# JFileChooser schließen



## ManInBlack (31. Okt 2008)

Hi,

weiß jemand wie man einen JFileChooser schließen kann, wenn man den "Abbrechen" - Button drückt?
Wenn ich bei mir den Abbrechen-Button betätige, wird eine Exception geworfen.

Ich bin ratlos, wo auch das Zauberwort Google nicht weitergeholfen hat.

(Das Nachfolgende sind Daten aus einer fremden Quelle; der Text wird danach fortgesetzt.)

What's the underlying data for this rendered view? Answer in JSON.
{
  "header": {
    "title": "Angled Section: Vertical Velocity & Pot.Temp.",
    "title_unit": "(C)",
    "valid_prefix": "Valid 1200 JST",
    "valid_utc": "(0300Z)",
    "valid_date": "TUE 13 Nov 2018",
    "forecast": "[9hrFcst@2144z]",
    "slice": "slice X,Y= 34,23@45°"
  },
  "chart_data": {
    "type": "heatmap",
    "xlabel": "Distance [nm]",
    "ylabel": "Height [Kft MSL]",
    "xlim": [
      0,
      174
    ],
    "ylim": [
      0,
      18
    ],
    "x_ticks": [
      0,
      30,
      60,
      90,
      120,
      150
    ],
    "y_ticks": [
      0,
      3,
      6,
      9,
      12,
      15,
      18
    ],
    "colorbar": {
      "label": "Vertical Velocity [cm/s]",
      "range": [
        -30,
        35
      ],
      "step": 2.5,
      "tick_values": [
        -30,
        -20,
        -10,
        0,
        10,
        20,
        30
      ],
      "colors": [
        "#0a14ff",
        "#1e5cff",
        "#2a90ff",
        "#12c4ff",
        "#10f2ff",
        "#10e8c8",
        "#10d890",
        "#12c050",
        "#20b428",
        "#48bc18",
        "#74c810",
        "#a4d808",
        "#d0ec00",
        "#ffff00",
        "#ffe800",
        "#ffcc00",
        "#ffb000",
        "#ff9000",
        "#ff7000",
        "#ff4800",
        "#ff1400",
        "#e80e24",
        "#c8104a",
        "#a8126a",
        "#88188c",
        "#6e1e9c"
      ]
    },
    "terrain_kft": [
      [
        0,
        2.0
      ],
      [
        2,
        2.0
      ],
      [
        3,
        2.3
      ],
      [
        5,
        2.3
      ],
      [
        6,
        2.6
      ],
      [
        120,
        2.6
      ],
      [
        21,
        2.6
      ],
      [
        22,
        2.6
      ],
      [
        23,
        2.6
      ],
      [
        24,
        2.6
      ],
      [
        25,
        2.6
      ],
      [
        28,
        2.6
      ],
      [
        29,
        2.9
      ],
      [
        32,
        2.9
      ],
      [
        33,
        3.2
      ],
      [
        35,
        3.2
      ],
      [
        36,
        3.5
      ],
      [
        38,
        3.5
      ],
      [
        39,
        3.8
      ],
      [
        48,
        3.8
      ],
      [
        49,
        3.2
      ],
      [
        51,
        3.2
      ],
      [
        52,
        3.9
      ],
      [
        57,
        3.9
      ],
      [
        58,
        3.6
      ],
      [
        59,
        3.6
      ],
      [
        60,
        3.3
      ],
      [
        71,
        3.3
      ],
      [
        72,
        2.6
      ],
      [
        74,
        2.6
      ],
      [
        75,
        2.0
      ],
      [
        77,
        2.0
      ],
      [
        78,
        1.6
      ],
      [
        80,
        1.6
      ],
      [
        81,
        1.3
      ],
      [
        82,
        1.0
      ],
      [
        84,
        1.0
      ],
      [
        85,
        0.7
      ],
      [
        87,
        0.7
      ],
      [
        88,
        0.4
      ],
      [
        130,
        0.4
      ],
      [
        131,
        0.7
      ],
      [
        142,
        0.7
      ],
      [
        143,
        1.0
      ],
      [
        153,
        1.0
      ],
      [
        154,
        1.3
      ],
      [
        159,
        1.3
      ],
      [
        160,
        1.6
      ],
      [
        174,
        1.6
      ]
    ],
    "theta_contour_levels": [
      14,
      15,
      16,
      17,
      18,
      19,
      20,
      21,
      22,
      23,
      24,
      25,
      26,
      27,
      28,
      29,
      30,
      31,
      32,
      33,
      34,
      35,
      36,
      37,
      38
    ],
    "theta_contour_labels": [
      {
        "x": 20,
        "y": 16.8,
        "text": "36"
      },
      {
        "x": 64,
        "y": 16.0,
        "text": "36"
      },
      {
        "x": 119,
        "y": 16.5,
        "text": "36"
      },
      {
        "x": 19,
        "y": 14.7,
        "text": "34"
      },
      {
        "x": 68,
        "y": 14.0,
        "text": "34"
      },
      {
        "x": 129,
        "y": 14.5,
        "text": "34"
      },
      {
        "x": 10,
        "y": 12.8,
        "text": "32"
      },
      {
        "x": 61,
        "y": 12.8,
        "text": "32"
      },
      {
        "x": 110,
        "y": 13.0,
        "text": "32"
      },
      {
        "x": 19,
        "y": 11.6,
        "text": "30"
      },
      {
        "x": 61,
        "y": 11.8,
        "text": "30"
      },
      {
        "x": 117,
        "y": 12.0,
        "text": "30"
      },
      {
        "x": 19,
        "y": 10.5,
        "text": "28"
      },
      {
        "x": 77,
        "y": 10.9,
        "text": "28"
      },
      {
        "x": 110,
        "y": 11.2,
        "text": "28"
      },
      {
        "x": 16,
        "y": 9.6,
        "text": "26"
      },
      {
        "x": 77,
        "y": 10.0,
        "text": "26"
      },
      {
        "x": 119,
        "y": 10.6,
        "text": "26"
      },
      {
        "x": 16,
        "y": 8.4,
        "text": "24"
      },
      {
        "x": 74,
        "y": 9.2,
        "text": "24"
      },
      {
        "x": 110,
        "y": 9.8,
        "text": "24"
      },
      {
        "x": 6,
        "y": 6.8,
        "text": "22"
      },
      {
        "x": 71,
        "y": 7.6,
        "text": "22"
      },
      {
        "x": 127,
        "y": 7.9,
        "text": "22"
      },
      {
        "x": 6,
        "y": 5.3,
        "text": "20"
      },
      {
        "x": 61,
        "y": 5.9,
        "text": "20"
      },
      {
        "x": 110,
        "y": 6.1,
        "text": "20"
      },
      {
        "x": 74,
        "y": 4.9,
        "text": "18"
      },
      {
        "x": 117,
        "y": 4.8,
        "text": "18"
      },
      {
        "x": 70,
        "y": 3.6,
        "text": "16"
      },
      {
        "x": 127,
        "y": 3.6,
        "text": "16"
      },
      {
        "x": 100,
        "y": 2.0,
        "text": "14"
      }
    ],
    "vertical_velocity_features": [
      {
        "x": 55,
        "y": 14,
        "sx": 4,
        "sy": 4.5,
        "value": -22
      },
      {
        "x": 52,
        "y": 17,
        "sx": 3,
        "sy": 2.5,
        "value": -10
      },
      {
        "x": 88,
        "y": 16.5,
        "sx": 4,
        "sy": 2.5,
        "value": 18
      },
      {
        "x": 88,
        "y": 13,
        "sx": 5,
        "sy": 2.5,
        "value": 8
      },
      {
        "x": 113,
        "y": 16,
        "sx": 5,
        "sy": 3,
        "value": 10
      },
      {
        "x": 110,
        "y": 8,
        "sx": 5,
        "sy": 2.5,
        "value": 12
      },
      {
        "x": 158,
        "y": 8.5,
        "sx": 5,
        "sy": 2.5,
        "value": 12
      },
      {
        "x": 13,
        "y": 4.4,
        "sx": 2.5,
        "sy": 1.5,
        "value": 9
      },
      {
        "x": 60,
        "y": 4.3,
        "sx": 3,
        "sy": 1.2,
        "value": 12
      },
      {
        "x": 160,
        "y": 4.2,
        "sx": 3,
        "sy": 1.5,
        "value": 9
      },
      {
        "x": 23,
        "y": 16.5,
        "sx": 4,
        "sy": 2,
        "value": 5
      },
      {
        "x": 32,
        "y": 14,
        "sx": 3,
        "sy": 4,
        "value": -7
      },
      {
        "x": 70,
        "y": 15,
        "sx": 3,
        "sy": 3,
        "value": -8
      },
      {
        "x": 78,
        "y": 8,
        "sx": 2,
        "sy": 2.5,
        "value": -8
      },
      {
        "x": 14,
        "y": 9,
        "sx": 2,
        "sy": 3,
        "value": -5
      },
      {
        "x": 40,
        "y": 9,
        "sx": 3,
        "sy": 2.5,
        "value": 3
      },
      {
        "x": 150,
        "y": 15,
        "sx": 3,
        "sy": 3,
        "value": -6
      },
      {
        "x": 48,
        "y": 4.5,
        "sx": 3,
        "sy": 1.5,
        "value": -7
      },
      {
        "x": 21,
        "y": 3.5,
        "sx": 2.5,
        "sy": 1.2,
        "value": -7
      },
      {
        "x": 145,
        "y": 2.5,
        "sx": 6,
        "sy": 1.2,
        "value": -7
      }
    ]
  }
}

Hier ist ein Code-Ausschnitt:


```
jfc = new JFileChooser(System.getProperty("user.dir"));
		jfc.showDialog(Window.this, null);
		jfc.setAcceptAllFileFilterUsed(false);
						
		jfc.setFileFilter( new FileFilter() 
	    { 
	      @Override public boolean accept( File f ) 
	      { 
	        return f.isDirectory() || 
	          f.getName().toLowerCase().endsWith( ".exp" ); 
	      } 
	      @Override public String getDescription() 
	      { 
	        return "Texte"; 
	      } 
	    } ); 
	 
	    int state = jfc.showOpenDialog( null ); 
	 
	    if ( state == JFileChooser.APPROVE_OPTION ) 
	    { 
	    	String pfad = jfc.getSelectedFile().getAbsolutePath();
			bmw.eai.monitoring.filepathing.FileLocationCreator
					.setProberties(pfad);
			jTextFieldAusgabe.setText( "Exp-File eingelesen" ); 
	    } 
	    else {
	    	jTextFieldAusgabe.setText( "Auswahl abgebrochen" ); 


            // Genau hier hab ich keinen Plan, was hinkommt um den JFileChooser zu schließen
	    	
	    }
		
		try {
			ParserDataFromFileToDB pdft = new ParserDataFromFileToDB();
		} catch (FileNotFoundException e1) {
			// TODO Auto-generated catch block
			e1.printStackTrace();
		}

	}
```

Hat jemand eine Idee?

Danke+Gruß
ManInBlack


----------



## L-ectron-X (31. Okt 2008)

Ich mach das gern mit einer switch-Anweisung.


```
int choose = pane.showOpenDialog(null); 
switch(choose) {
   case JFileChooser.APPROVE_OPTION:
   //Code für Auswahl einer Datei

   case JFileChooser.CANCEL_OPTION:
   //Code für Optionen vor dem Schließen
}
```

Dar JFileChooser wird beim Klicken auf Abbrechen/Cancel auch ohne eine entsprechende Anweisung geschlossen.


----------



## Guest (31. Okt 2008)

Ich hatte einen doofen Fehler:

Und zwar, in dem Quellcode wird  eine Datenbank angelegt, obwohl keine Datei ausgewählt wurde (da man ja den AbbruchButton geklickt hatte.)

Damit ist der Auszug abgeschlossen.